My starting point is basically Ryan Bate's RailsCast. I have modified his code to accomodate OR clauses as well as AND.
In the User model there are a couple of attributes named hour_price_high and hour_price_low. Users will set their hourly rate range such as $45.25/h to $55.50/h. Site visitors will search for registered users in a price range such as $50.00/h to $60.00/h. This search should return all overlapping users. The respective migration entries for these attributes are:
# CreateUser migration
...
t.decimal "hour_price_high", :precision => 6, :scale => 2
t.decimal "hour_price_low", :precision => 6, :scale => 2
...
They are of type BigDecimal and I need to increment through these to search for users:
# Search.rb
def low_price_or_conditions
["users.hour_price_low IN (?)", price_low..price_high] unless price.blank?
end
def high_price_or_conditions
["users.hour_price_high IN (?)", price_low..price_high] unless price.blank?
end
When I run this code, I get this error:
TypeError:
can't iterate from BigDecimal
Any ideas of how to increment through these? I only need to increment back two decimal places. Thanks for looking!
You can't convert a Range of BigDecimal to an array:
> a = BigDecimal.new('1')
=> #<BigDecimal:12a082bb0,'0.1E1',9(18)>
> b = BigDecimal.new('5')
=> #<BigDecimal:12a076ec8,'0.5E1',9(18)>
> (a..b).to_a
TypeError: can't iterate from BigDecimal
From the fine manual:
You can only iterate if the start object of the range supports the succ method
And BigDecimal doesn't have a succ
method. When you feed this:
["users.hour_price_low IN (?)", price_low..price_high]

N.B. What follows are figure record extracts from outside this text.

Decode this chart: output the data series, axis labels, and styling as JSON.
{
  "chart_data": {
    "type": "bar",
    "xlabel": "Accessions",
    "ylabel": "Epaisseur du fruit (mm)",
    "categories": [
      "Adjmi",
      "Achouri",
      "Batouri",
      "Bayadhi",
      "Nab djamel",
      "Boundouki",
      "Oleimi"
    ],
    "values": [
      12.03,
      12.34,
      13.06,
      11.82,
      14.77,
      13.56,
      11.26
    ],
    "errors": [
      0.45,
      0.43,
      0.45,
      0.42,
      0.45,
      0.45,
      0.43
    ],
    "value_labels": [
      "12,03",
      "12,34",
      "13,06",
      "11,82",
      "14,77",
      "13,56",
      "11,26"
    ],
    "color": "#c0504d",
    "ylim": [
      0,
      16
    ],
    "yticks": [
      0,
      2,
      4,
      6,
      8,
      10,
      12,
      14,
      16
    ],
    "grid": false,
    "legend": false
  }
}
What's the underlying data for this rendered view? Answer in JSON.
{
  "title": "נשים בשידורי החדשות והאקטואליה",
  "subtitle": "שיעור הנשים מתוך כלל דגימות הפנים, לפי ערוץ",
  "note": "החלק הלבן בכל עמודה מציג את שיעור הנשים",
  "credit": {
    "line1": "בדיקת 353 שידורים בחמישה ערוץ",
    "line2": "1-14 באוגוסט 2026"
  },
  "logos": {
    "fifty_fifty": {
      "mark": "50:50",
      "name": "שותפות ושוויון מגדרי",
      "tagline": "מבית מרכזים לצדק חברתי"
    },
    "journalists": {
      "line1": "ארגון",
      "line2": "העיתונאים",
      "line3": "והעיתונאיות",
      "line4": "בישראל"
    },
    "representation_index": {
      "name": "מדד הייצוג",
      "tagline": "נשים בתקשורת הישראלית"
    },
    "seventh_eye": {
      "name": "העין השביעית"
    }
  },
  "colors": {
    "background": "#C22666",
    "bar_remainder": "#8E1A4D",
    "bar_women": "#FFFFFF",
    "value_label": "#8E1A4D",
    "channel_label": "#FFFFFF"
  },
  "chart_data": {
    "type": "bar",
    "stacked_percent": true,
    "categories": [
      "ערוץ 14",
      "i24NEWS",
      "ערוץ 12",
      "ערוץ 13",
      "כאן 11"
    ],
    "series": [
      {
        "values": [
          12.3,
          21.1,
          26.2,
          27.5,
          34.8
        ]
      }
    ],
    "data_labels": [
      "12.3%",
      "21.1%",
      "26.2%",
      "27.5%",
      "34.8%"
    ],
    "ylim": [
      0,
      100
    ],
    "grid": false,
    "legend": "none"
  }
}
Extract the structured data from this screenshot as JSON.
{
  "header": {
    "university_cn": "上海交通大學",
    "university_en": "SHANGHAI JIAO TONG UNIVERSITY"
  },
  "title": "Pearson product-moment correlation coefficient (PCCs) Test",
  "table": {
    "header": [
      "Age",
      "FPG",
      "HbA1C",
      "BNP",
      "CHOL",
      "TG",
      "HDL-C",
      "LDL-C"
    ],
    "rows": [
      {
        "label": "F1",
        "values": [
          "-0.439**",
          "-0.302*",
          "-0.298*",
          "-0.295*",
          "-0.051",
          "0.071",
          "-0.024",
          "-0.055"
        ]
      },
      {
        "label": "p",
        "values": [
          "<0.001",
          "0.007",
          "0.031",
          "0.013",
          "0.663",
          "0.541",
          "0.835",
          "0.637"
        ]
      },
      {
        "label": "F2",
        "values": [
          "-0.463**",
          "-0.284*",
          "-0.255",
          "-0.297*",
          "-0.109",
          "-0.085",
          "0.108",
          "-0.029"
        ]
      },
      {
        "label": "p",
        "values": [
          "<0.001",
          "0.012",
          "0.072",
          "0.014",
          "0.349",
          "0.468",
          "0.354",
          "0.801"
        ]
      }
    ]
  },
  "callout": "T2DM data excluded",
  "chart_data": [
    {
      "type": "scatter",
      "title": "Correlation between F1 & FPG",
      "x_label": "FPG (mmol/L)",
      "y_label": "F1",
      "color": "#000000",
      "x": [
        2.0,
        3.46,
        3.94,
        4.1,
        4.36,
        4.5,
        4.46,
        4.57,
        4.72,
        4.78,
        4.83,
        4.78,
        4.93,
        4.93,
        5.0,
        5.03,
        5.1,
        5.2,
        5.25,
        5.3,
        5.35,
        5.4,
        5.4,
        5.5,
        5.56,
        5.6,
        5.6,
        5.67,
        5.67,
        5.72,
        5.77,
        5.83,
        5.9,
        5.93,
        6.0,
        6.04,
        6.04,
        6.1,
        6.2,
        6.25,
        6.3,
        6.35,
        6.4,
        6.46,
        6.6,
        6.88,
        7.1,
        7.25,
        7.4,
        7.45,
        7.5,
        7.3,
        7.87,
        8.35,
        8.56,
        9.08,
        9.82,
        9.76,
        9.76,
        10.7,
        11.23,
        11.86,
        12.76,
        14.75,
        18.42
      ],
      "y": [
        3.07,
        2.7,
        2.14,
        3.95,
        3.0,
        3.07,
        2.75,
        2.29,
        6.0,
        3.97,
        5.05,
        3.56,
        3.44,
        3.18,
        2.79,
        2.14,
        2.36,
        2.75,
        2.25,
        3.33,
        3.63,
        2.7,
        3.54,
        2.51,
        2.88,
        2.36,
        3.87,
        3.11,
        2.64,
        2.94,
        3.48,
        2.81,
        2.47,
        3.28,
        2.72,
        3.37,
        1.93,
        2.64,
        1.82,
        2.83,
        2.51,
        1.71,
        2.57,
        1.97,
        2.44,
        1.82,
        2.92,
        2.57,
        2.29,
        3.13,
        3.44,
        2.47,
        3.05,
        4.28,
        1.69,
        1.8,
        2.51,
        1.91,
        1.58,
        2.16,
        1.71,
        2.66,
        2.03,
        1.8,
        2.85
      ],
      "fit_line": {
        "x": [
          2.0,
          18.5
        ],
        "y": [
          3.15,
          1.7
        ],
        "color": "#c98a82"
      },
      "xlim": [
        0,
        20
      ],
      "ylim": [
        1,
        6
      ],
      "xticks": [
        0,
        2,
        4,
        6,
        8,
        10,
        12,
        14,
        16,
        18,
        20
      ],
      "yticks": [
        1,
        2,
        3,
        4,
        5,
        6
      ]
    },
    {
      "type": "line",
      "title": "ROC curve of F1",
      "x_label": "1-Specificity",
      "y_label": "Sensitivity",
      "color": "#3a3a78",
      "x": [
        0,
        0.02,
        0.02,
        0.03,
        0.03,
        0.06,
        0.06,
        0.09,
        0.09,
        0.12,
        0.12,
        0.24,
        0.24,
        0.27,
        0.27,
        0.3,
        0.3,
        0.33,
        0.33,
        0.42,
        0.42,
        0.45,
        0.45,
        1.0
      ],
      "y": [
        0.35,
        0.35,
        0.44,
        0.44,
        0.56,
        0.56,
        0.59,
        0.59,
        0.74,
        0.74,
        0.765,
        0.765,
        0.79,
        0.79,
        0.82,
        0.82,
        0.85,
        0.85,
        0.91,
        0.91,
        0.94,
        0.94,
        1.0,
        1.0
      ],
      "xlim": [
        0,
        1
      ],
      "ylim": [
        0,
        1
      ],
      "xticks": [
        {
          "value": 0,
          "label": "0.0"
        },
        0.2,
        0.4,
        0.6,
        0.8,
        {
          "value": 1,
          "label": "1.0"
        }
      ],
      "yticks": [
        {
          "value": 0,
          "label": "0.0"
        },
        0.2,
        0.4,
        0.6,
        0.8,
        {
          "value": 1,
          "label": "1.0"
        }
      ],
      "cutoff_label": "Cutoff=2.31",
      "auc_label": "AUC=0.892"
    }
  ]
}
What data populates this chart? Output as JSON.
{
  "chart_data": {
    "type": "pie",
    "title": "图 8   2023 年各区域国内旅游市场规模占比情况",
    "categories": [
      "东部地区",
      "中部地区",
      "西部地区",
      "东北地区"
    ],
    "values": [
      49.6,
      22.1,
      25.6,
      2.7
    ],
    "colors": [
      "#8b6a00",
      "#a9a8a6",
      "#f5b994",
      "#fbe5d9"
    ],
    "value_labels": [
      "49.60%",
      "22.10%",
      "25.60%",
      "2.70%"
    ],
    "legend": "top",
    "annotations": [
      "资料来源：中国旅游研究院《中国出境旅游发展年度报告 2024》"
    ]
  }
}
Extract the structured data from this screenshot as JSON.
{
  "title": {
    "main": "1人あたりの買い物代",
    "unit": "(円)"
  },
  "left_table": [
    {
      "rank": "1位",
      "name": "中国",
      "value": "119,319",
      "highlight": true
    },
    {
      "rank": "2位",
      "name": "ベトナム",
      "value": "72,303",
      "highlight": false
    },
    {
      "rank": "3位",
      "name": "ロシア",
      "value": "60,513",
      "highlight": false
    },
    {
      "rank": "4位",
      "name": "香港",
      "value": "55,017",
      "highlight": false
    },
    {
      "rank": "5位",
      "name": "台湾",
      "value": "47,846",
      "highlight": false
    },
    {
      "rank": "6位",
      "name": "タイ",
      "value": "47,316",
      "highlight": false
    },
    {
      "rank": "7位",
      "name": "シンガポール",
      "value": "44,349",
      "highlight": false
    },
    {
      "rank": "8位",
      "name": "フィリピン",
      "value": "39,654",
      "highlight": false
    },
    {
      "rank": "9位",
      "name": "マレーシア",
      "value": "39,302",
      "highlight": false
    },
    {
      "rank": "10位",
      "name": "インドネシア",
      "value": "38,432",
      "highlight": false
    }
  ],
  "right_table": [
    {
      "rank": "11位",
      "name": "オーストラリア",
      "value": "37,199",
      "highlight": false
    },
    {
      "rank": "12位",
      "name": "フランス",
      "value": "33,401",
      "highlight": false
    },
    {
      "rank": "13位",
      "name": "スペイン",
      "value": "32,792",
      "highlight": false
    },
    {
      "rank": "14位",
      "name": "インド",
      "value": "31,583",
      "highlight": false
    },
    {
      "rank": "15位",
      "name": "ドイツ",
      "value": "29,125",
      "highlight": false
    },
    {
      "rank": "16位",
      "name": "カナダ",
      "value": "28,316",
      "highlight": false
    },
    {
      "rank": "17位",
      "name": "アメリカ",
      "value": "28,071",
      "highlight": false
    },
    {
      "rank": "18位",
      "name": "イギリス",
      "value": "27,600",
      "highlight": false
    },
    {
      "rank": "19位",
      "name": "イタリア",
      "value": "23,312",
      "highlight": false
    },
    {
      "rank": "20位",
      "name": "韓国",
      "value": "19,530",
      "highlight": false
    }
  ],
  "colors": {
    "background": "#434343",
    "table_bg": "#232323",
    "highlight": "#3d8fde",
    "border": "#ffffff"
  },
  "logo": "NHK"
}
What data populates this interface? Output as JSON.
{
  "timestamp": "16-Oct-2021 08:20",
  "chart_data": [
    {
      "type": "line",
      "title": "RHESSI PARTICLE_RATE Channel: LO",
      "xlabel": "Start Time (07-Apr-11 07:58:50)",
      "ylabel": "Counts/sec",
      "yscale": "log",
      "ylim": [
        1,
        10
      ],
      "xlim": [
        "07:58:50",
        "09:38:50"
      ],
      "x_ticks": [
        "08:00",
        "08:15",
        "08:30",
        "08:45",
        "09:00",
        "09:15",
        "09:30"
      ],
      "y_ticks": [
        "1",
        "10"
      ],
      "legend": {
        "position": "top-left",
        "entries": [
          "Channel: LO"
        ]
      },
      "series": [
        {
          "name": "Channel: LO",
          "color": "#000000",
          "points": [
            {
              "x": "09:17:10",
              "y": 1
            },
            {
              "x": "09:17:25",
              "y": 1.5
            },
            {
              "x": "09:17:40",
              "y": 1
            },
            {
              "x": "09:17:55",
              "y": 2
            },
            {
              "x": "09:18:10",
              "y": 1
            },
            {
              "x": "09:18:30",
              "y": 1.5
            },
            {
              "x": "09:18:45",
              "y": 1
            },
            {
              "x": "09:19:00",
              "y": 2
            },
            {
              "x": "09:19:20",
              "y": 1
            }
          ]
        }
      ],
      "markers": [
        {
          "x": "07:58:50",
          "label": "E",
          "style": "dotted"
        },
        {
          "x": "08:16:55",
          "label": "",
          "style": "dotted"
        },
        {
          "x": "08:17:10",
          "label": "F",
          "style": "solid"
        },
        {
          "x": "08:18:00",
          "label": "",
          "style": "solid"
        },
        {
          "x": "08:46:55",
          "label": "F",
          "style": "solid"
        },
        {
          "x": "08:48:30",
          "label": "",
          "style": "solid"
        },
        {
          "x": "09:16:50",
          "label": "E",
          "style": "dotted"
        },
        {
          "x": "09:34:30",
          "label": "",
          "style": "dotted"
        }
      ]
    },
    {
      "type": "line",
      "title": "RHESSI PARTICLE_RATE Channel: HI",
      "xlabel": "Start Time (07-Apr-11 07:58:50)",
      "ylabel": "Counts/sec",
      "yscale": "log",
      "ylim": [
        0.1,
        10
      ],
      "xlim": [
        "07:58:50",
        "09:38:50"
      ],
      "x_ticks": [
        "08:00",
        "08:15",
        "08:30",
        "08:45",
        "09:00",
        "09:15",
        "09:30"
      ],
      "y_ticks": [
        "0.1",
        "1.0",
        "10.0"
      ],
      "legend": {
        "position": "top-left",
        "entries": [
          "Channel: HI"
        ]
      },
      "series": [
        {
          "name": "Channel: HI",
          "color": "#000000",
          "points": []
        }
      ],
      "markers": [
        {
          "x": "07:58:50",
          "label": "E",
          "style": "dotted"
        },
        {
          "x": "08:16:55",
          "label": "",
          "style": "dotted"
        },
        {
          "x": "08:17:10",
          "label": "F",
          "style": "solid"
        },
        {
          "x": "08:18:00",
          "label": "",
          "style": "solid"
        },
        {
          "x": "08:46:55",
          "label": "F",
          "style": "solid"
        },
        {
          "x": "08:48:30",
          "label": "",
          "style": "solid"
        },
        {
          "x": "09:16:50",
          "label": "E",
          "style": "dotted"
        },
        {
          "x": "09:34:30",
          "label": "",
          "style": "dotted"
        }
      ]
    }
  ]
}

to ActiveRecord as a condition, it probably sees that you've given it a Range and calls to_a
on it to get something that can be SQL-ified and that's where your error comes from.
I think you want to say this:
[ "users.hour_price_low >= :lo AND users.hour_price_low <= :hi", { :lo => price_low, :hi => price_hi } ]
Similar issues apply to your hour_price_high
.
Even if price_low
and price_high
were integers you wouldn't want to use IN
, the range could expand to a rather large list and the database would have to compare each one individually.